The market has entered a period of consolidation after running up to a yearly and multi-month high. At this stage, there is still room for deeper setbacks into the 0.6500-0.6800 area before we see an attempt at a higher low and resumption of upside pressure.

  • R2 0.7106 – 6 July high – Strong
  • R1 0.7045 – 15 July high – Medium
  • S1 0.6916 – 19 July/2021 low– Medium
  • S2 0.6900 – Figure – Strong

NZDUSD – fundamental overview

The New Zealand Dollar has done a great job outperforming against its peers in the face of broad US Dollar demand. A more hawkish leaning RBNZ and Westpac expectations for three rate hikes this year, especially after this latest hot New Zealand inflation read have been fueling the relative outperformance despite intense risk off flow. Key standouts on Tuesday’s calendar include German producer prices, the Eurozone current account, US housing starts and building permits.

US SPX 500 – technical overview

Longer-term technical studies are looking quite exhausted and the market is showing signs of wanting to roll over after racing to another record high. Look for rallies to be well capped ahead of 4500, with a break back below 4139 to strengthen the outlook.

  • R2 4394 – 14 July/Record high– Strong
  • R1 4330– 19 July high – Medium
  • S1 4200 – Round number – Medium
  • S2 4139 – 21 June low – Strong

US SPX 500 – fundamental overview

We're trading just off fresh record highs, and yet, with so little room for additional central bank accommodation, given an already depressed interest rate environment, the prospect for sustainable runs to the topside on easy money policy incentives and government stimulus, should no longer be as enticing to investors. Meanwhile, ongoing worry associated with coronavirus fallout and risk of rising inflation should weigh more heavily on investor sentiment into the second half of 2021.
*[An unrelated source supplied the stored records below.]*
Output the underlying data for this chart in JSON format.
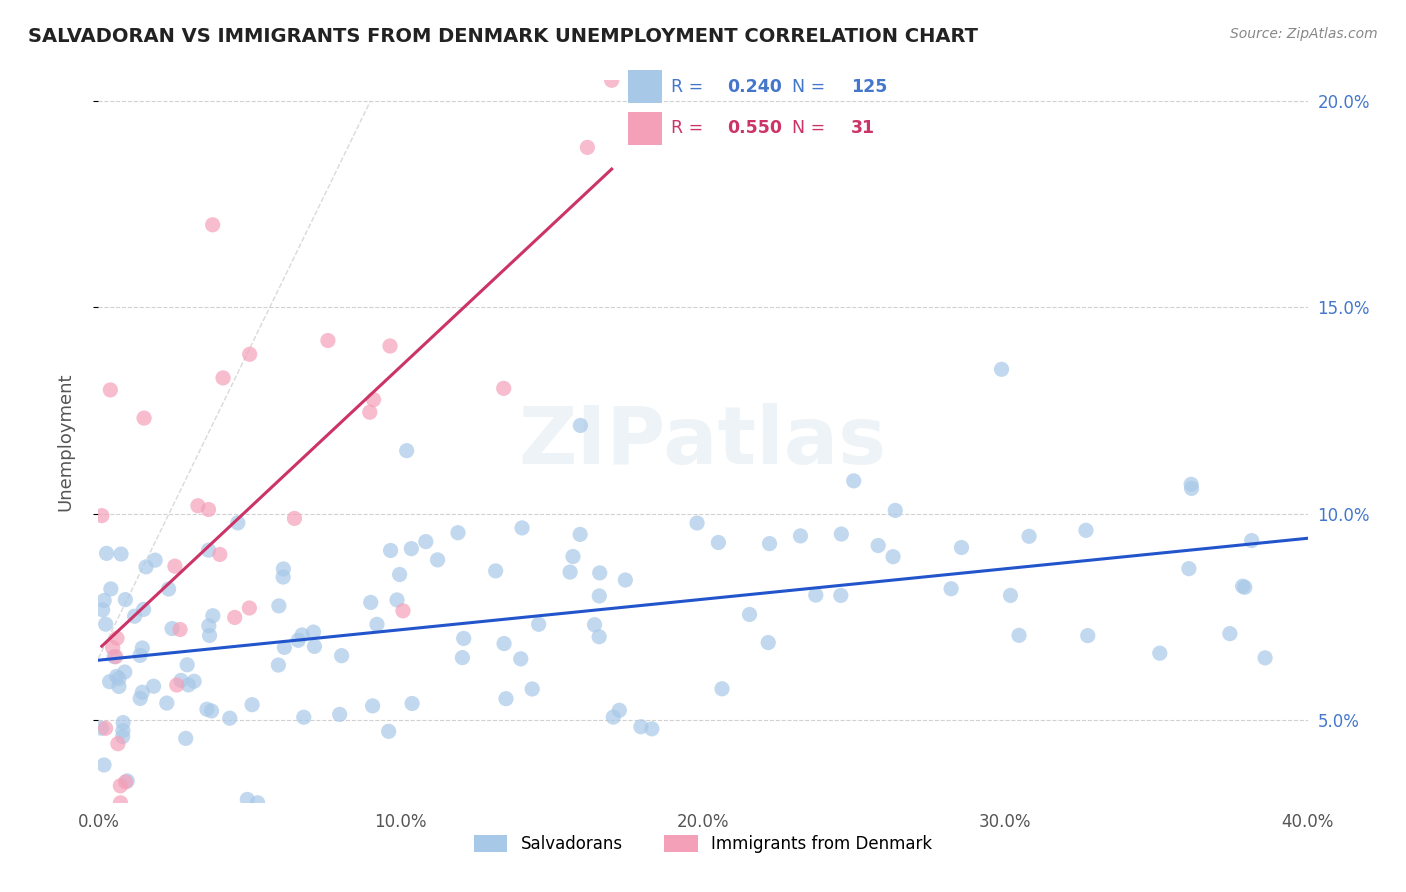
{
  "title": "SALVADORAN VS IMMIGRANTS FROM DENMARK UNEMPLOYMENT CORRELATION CHART",
  "source_text": "Source: ZipAtlas.com",
  "xlabel_sal": "Salvadorans",
  "xlabel_den": "Immigrants from Denmark",
  "ylabel": "Unemployment",
  "x_min": 0.0,
  "x_max": 0.4,
  "y_min": 0.03,
  "y_max": 0.205,
  "x_ticks": [
    0.0,
    0.1,
    0.2,
    0.3,
    0.4
  ],
  "x_tick_labels": [
    "0.0%",
    "10.0%",
    "20.0%",
    "30.0%",
    "40.0%"
  ],
  "y_ticks": [
    0.05,
    0.1,
    0.15,
    0.2
  ],
  "y_tick_labels": [
    "5.0%",
    "10.0%",
    "15.0%",
    "20.0%"
  ],
  "R_sal": 0.24,
  "N_sal": 125,
  "R_den": 0.55,
  "N_den": 31,
  "sal_color": "#a8c8e8",
  "den_color": "#f4a0b8",
  "sal_line_color": "#2255cc",
  "den_line_color": "#cc3366",
  "ref_line_color": "#d0d0d0",
  "watermark_color": "#dce8f0",
  "background_color": "#ffffff",
  "legend_box_color": "#ffffff",
  "legend_border_color": "#cccccc",
  "sal_text_color": "#4477cc",
  "den_text_color": "#cc3366",
  "title_color": "#222222",
  "ylabel_color": "#555555",
  "tick_color": "#555555"
}
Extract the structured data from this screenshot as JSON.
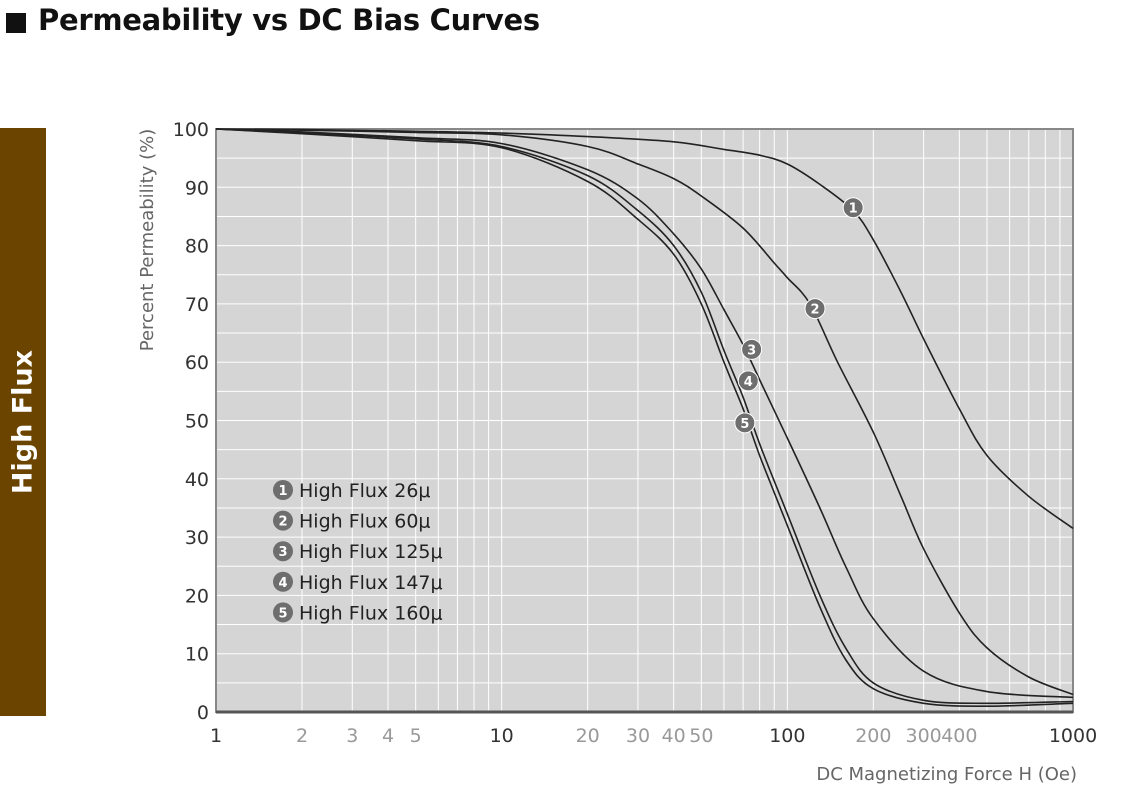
{
  "page": {
    "title": "Permeability vs DC Bias Curves",
    "side_tab": "High Flux"
  },
  "chart_data": {
    "type": "line",
    "title": "Permeability vs DC Bias Curves",
    "xlabel": "DC Magnetizing Force H (Oe)",
    "ylabel": "Percent Permeability (%)",
    "xscale": "log",
    "xlim": [
      1,
      1000
    ],
    "ylim": [
      0,
      100
    ],
    "grid": true,
    "legend_position": "bottom-left",
    "x_ticks": [
      {
        "v": 1,
        "label": "1",
        "major": true
      },
      {
        "v": 2,
        "label": "2",
        "major": false
      },
      {
        "v": 3,
        "label": "3",
        "major": false
      },
      {
        "v": 4,
        "label": "4",
        "major": false
      },
      {
        "v": 5,
        "label": "5",
        "major": false
      },
      {
        "v": 10,
        "label": "10",
        "major": true
      },
      {
        "v": 20,
        "label": "20",
        "major": false
      },
      {
        "v": 30,
        "label": "30",
        "major": false
      },
      {
        "v": 40,
        "label": "40",
        "major": false
      },
      {
        "v": 50,
        "label": "50",
        "major": false
      },
      {
        "v": 100,
        "label": "100",
        "major": true
      },
      {
        "v": 200,
        "label": "200",
        "major": false
      },
      {
        "v": 300,
        "label": "300",
        "major": false
      },
      {
        "v": 400,
        "label": "400",
        "major": false
      },
      {
        "v": 1000,
        "label": "1000",
        "major": true
      }
    ],
    "y_ticks": [
      0,
      10,
      20,
      30,
      40,
      50,
      60,
      70,
      80,
      90,
      100
    ],
    "colors": {
      "plot_bg": "#d5d5d5",
      "grid": "#ffffff",
      "frame": "#888888",
      "line": "#222222",
      "marker": "#6e6e6e",
      "tick_major": "#333333",
      "tick_minor": "#999999"
    },
    "series": [
      {
        "marker": "1",
        "name": "High Flux 26μ",
        "marker_x": 170,
        "marker_y": 86.5,
        "points": [
          [
            1,
            100
          ],
          [
            2,
            99.9
          ],
          [
            5,
            99.6
          ],
          [
            10,
            99.3
          ],
          [
            20,
            98.7
          ],
          [
            40,
            97.8
          ],
          [
            60,
            96.5
          ],
          [
            80,
            95.5
          ],
          [
            100,
            94
          ],
          [
            130,
            90.5
          ],
          [
            170,
            86
          ],
          [
            200,
            81
          ],
          [
            250,
            72
          ],
          [
            300,
            64
          ],
          [
            400,
            52
          ],
          [
            500,
            44
          ],
          [
            700,
            37
          ],
          [
            1000,
            31.5
          ]
        ]
      },
      {
        "marker": "2",
        "name": "High Flux 60μ",
        "marker_x": 125,
        "marker_y": 69.2,
        "points": [
          [
            1,
            100
          ],
          [
            2,
            99.8
          ],
          [
            5,
            99.4
          ],
          [
            10,
            99
          ],
          [
            20,
            97
          ],
          [
            30,
            94
          ],
          [
            40,
            91.5
          ],
          [
            50,
            88.5
          ],
          [
            70,
            83
          ],
          [
            90,
            77
          ],
          [
            100,
            74.5
          ],
          [
            120,
            70
          ],
          [
            150,
            60
          ],
          [
            200,
            48
          ],
          [
            250,
            37
          ],
          [
            300,
            28
          ],
          [
            400,
            17
          ],
          [
            500,
            11
          ],
          [
            700,
            6
          ],
          [
            1000,
            3
          ]
        ]
      },
      {
        "marker": "3",
        "name": "High Flux 125μ",
        "marker_x": 75,
        "marker_y": 62.2,
        "points": [
          [
            1,
            100
          ],
          [
            2,
            99.5
          ],
          [
            5,
            98.5
          ],
          [
            10,
            97.5
          ],
          [
            20,
            93
          ],
          [
            30,
            88
          ],
          [
            40,
            82
          ],
          [
            50,
            76
          ],
          [
            60,
            69
          ],
          [
            70,
            63
          ],
          [
            80,
            57
          ],
          [
            100,
            47
          ],
          [
            130,
            35
          ],
          [
            160,
            25
          ],
          [
            200,
            16
          ],
          [
            300,
            7
          ],
          [
            500,
            3.5
          ],
          [
            1000,
            2.5
          ]
        ]
      },
      {
        "marker": "4",
        "name": "High Flux 147μ",
        "marker_x": 73,
        "marker_y": 56.8,
        "points": [
          [
            1,
            100
          ],
          [
            2,
            99.3
          ],
          [
            5,
            98.3
          ],
          [
            10,
            97
          ],
          [
            20,
            92
          ],
          [
            30,
            86
          ],
          [
            40,
            80
          ],
          [
            50,
            72
          ],
          [
            60,
            62
          ],
          [
            70,
            54
          ],
          [
            80,
            46
          ],
          [
            100,
            34
          ],
          [
            130,
            20
          ],
          [
            160,
            11
          ],
          [
            200,
            5
          ],
          [
            300,
            2
          ],
          [
            500,
            1.5
          ],
          [
            1000,
            1.8
          ]
        ]
      },
      {
        "marker": "5",
        "name": "High Flux 160μ",
        "marker_x": 71,
        "marker_y": 49.6,
        "points": [
          [
            1,
            100
          ],
          [
            2,
            99.2
          ],
          [
            5,
            98
          ],
          [
            10,
            96.8
          ],
          [
            20,
            91
          ],
          [
            30,
            84.5
          ],
          [
            40,
            78.5
          ],
          [
            50,
            70
          ],
          [
            60,
            60
          ],
          [
            70,
            52
          ],
          [
            80,
            44
          ],
          [
            100,
            32
          ],
          [
            130,
            18
          ],
          [
            160,
            9
          ],
          [
            200,
            4
          ],
          [
            300,
            1.5
          ],
          [
            500,
            1
          ],
          [
            1000,
            1.5
          ]
        ]
      }
    ]
  }
}
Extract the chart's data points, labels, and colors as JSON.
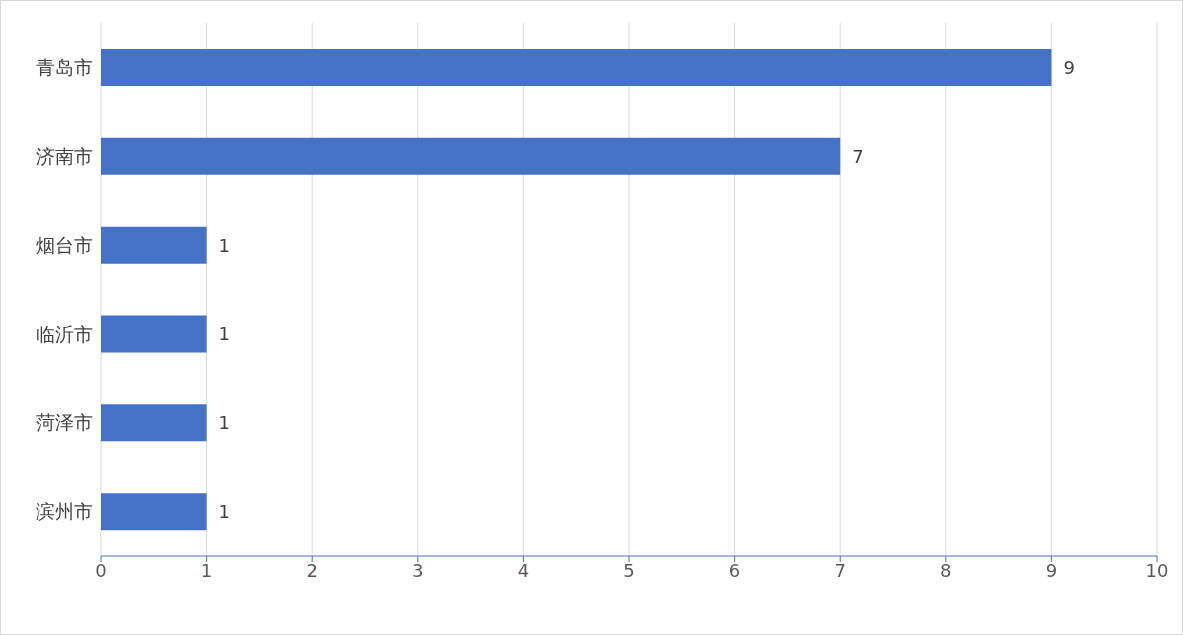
{
  "chart_data": {
    "type": "bar",
    "orientation": "horizontal",
    "categories": [
      "青岛市",
      "济南市",
      "烟台市",
      "临沂市",
      "菏泽市",
      "滨州市"
    ],
    "values": [
      9,
      7,
      1,
      1,
      1,
      1
    ],
    "color": "#4472c4",
    "xlim": [
      0,
      10
    ],
    "xticks": [
      0,
      1,
      2,
      3,
      4,
      5,
      6,
      7,
      8,
      9,
      10
    ],
    "grid": "x",
    "data_labels": true
  }
}
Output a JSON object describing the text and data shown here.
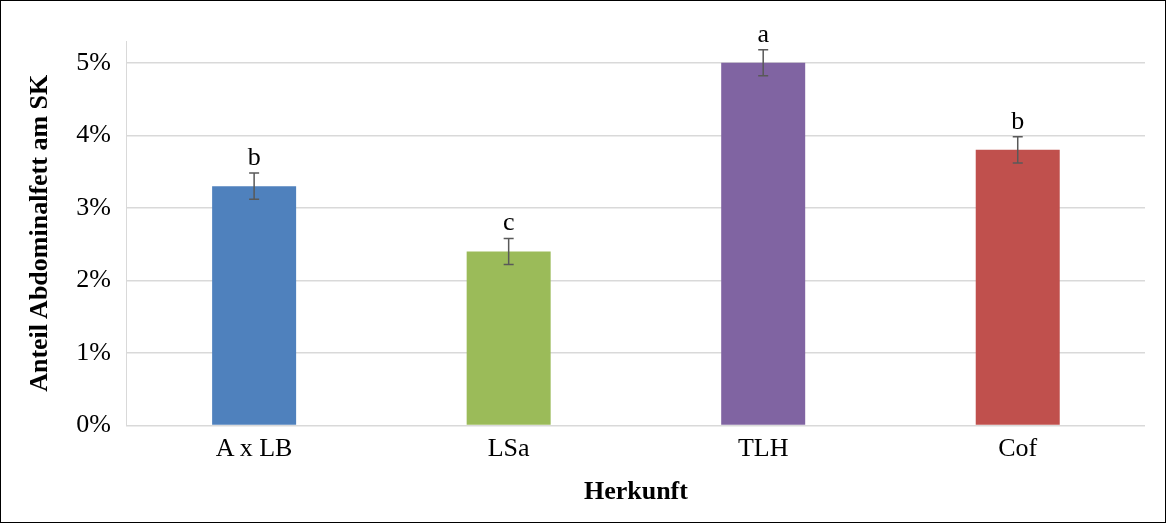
{
  "chart_data": {
    "type": "bar",
    "xlabel": "Herkunft",
    "ylabel": "Anteil Abdominalfett am SK",
    "categories": [
      "A x LB",
      "LSa",
      "TLH",
      "Cof"
    ],
    "values": [
      3.3,
      2.4,
      5.0,
      3.8
    ],
    "colors": [
      "#4f81bd",
      "#9bbb59",
      "#8064a2",
      "#c0504d"
    ],
    "errors": [
      0.18,
      0.18,
      0.18,
      0.18
    ],
    "ylim": [
      0,
      5.3
    ],
    "yticks": [
      {
        "value": 0,
        "label": "0%"
      },
      {
        "value": 1,
        "label": "1%"
      },
      {
        "value": 2,
        "label": "2%"
      },
      {
        "value": 3,
        "label": "3%"
      },
      {
        "value": 4,
        "label": "4%"
      },
      {
        "value": 5,
        "label": "5%"
      }
    ],
    "grid": "y",
    "annotations": [
      {
        "text": "b",
        "x": "A x LB",
        "y": 3.48
      },
      {
        "text": "c",
        "x": "LSa",
        "y": 2.58
      },
      {
        "text": "a",
        "x": "TLH",
        "y": 5.18
      },
      {
        "text": "b",
        "x": "Cof",
        "y": 3.98
      }
    ]
  }
}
GOLD (SPOT) – technical overview

The 2019 breakout above the 2016 high at 1375 was a significant development, opening the door for fresh record highs and an acceleration beyond the next major psychological barrier at 2000. Setbacks should now be well supported above 1600.

  • R2 1917 – 1 June high – Strong
  • R1 1850 – Mid-Figure – Medium
  • S1 1750 – 29 June low – Medium
  • S2 1724 – 13 April low – Strong

GOLD (SPOT) – fundamental overview

The yellow metal continues to be well supported on dips with solid demand from medium and longer-term accounts. These players are more concerned about exhausted monetary policy, extended global equities, and coronavirus fallout. All of this should keep the commodity well supported, with many market participants also fleeing to the hard asset as the grand dichotomy of record high equities and record low yields comes to an unnerving climax.